Queens of the Stone Age: Interview with Troy Van Leeuwen

—by , March 23, 2005

Queens Of The Stone AgeTroy Van Leeuwen, who first brought his signature dusky guitar sound to criminally undernoticed post-grunge alternative upstarts Failure and later added the intelligent ambience that would pull A Perfect Circle away from being just a rock band with a well-known singer, has now found a new home with Josh Homme in Queens Of The Stone Age.

Although too few now remember desert rock originators Kyuss, it was this seminal early-’90s act which gave Homme his start. After the band’s breakup, Homme formed Queens with Kyuss drummer Alfredo Hernandez, eventually adding former Kyuss bassist Nick Oliveri, with whom Homme formed a core musical bond that would become staple to both their careers.

After working with a number of musicians on QOTSA albums, among them Masters Of Reality mastermind Chris Goss and Dave Grohl, Homme and Oliveri parted ways shortly before it was announced that Lullabies To Paralyze, released March 22, was set for recording.

Van Leeuwen, who had joined the band during the touring cycle for 2003’s highly successful Songs For The Deaf, recently took some time out to reflect on his past, the past of the band, and where both are headed in the time to come.

A lot of the focus on the new record has been about how Nick Oliveri isn’t around anymore. For someone relatively new to the band, how has it been for you?

Well, I recorded on Nick’s record. I think every record is treated differently. The Queens started off as this idea, and it started without Nick, and people don’t realize it.
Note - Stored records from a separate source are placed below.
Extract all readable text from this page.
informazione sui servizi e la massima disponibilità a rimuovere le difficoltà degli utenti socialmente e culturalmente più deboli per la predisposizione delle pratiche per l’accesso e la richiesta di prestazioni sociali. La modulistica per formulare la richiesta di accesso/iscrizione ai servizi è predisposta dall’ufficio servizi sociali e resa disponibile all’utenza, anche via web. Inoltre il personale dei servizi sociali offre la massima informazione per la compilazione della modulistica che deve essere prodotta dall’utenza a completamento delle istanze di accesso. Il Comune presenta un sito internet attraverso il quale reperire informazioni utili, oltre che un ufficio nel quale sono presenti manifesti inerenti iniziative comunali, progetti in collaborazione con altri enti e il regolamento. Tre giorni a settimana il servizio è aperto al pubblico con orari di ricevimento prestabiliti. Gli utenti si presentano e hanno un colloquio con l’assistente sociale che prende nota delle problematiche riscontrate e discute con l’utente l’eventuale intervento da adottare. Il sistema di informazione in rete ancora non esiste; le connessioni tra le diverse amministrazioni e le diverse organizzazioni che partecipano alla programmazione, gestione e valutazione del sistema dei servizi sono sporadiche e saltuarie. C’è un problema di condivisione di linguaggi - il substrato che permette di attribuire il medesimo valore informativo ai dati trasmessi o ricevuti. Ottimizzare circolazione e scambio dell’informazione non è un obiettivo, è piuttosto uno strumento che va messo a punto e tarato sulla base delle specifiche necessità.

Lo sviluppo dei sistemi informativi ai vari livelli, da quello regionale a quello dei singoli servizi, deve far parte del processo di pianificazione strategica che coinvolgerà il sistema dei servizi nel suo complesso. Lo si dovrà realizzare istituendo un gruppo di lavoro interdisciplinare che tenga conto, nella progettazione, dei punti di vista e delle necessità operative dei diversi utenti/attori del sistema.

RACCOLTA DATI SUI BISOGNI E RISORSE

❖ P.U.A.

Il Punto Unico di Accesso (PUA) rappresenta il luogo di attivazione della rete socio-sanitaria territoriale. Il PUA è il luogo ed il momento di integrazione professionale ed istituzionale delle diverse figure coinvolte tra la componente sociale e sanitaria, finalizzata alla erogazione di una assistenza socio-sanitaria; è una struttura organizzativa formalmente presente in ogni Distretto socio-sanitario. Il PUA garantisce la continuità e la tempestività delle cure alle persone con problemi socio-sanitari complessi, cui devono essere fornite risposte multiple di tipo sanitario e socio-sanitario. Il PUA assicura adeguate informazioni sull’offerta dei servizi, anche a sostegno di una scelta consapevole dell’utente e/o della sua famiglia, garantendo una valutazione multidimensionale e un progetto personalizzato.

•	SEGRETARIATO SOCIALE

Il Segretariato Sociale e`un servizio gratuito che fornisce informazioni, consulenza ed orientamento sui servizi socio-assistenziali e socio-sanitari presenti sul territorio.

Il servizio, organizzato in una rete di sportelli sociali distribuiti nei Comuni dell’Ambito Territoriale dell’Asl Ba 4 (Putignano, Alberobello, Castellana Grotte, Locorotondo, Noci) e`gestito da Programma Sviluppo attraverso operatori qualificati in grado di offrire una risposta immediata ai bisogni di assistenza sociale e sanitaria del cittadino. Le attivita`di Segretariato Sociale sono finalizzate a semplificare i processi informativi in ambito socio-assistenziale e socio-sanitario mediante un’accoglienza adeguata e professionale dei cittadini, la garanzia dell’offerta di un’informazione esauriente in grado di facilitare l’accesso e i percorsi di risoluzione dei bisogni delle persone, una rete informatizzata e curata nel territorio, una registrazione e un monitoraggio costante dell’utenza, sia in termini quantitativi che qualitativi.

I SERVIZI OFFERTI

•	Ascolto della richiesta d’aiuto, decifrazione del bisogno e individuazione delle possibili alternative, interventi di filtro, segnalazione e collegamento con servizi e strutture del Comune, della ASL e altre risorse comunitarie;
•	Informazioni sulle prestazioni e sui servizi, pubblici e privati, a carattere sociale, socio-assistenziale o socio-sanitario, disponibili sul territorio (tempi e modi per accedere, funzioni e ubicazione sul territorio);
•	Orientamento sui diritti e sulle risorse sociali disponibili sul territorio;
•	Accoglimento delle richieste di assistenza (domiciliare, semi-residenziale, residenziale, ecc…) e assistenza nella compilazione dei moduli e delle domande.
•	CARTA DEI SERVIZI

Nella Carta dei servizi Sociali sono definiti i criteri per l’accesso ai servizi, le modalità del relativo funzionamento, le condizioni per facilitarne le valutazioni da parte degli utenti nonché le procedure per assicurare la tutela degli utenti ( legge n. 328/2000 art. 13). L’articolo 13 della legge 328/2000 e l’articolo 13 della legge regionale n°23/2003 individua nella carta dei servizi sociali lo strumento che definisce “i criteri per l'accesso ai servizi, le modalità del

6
For me, I couldn’t really tell the difference between the making of Songs For The Deaf and this one. I know that there was no shortage of ideas and stuff that everybody wanted to do and excitement.

I love Nick to death. How could you not? He’s such a personality. But yeah, we just put our best foot forward to make the music we want to make.

So, for me it was easy. I mean, I make lots of records with lots of different people, so I try to keep it as fresh as possible and not trip.

You took part in the Desert Sessions, is that how you got to know Josh?

Actually, I met Josh a while back. A sound guy that we use, his name is Hutch and he used to do sound in Failure, like back in ’97. And Hutch had done Kyuss forever, so I met him through Hutch, just briefly back then and then we always ran into each other on the road.

It’s sort of a circular thing, I guess. You always end up working with people you run into and you appreciate what they do and you dig it. I was a big fan before I joined the band, so it was exciting for me.

The album has kind of a moody vibe to it, what were the sessions like?

Well, the only thing dark about it is that it was nighttime. Of course, there’s moments always where you’re trying to work through something and you’re trying to figure it out…we have this saying where ‘you’re going in,’ and it’s kind of a no fear situation where it’s sort of unknown what you’re doing but you have a vague idea.

We all put this pressure on each other to perform. It can be playful and it can also be like, ‘What the fuck?’ We know how to keep up with each other, so in the moment that you’re really trying to get something badass, that’s where you go, ‘Fuck, I gotta do this.’

Other than that, I think the darkness or the mystery on the record comes from just the way life rolls. It’s not always fun. Shit happens. Things get fucked up, then it’s fun again for a moment. It’s just a series of moments that are reflective of the past few years.